The draft QWBA provides a reasonable table of examples of payments and their associated tax treatment, as well as some narrative examples.
The second exposure draft, PUB00309, considers the question of whether sharemilkers and contract milkers can deduct farmhouse expenditure using the approach in IS 17/02 – deductibility of farmhouse expenditure, which permitted a 20% deduction for farmhouse expenditure without the need to calculate the actual business use of the farmhouse.
The answer to the draft QWBA is yes, if:
- they carry on a sharemilking/contract-milking business as sole traders/partnership independent from the farm owner’s business;
- the business is of sufficient scale to require its own home office and centre of operations in their farmhouse; and,
- their farmhouse is used in a similar manner to and to a similar extent as other farmhouses on type 1 farms (farm where the cost or value of the farmhouse is less than 20% of the cost or value of the farm).
The deadline for comment on both draft QWBA’s is 11th May 2018.
When is an Arrangement materially different???

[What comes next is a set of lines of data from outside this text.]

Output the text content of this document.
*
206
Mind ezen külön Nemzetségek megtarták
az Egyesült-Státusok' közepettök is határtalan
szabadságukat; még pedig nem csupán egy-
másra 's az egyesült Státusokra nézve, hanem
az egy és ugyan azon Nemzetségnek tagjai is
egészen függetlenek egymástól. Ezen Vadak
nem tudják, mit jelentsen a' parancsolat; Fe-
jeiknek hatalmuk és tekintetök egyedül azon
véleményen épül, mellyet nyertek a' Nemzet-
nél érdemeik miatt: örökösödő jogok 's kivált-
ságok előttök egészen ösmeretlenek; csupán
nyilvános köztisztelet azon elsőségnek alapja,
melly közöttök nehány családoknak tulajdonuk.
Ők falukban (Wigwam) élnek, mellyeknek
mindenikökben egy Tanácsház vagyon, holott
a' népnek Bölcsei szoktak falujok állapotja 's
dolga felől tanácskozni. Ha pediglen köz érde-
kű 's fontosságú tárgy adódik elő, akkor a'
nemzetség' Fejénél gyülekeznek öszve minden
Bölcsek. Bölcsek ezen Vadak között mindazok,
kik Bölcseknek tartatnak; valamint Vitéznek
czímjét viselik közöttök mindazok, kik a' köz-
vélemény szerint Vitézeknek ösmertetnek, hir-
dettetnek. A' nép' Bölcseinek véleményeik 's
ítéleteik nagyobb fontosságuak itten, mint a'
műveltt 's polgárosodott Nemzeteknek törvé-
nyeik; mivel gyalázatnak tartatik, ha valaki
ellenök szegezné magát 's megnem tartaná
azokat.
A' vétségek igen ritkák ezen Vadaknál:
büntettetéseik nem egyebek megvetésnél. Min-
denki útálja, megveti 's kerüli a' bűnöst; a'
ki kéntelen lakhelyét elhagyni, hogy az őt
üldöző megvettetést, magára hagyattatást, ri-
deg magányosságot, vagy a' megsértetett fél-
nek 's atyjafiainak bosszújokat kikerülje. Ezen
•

QWBA QB 18/07 provides IR’s view in this regard, the now finalised version of the earlier draft PUB on the subject of when a particular arrangement for which a private or product ruling has been prepared, will then be considered materially different to the extent that the private or product ruling will no longer have application to the arrangement.
QB 18/07 states “The revised arrangement is “materially different” for the purpose of ss 91EB(2)(a) and 91FB(2)(a) of the TAA if, in relation to a tax type, the difference between the revised arrangement and the arrangement identified in the ruling is capable of affecting the tax outcome referred to in the ruling.”
The QWBA then goes on to state further, that “Whether the revised arrangement is materially different from the arrangement identified in the ruling will be considered on a case-by-case basis, because it will turn on the facts and circumstances of each case.”
Minimum wage increase…
Just in case you missed it, the latest increase in the minimum wage took effect from 1st April 2018. The new rate is $16.50 per hour, up from the previous $15.75. The increase also impacts on the starting-out rate and training wage, which continue to be set at 80% of the minimum wage, therefore now to be $13.20 per hour.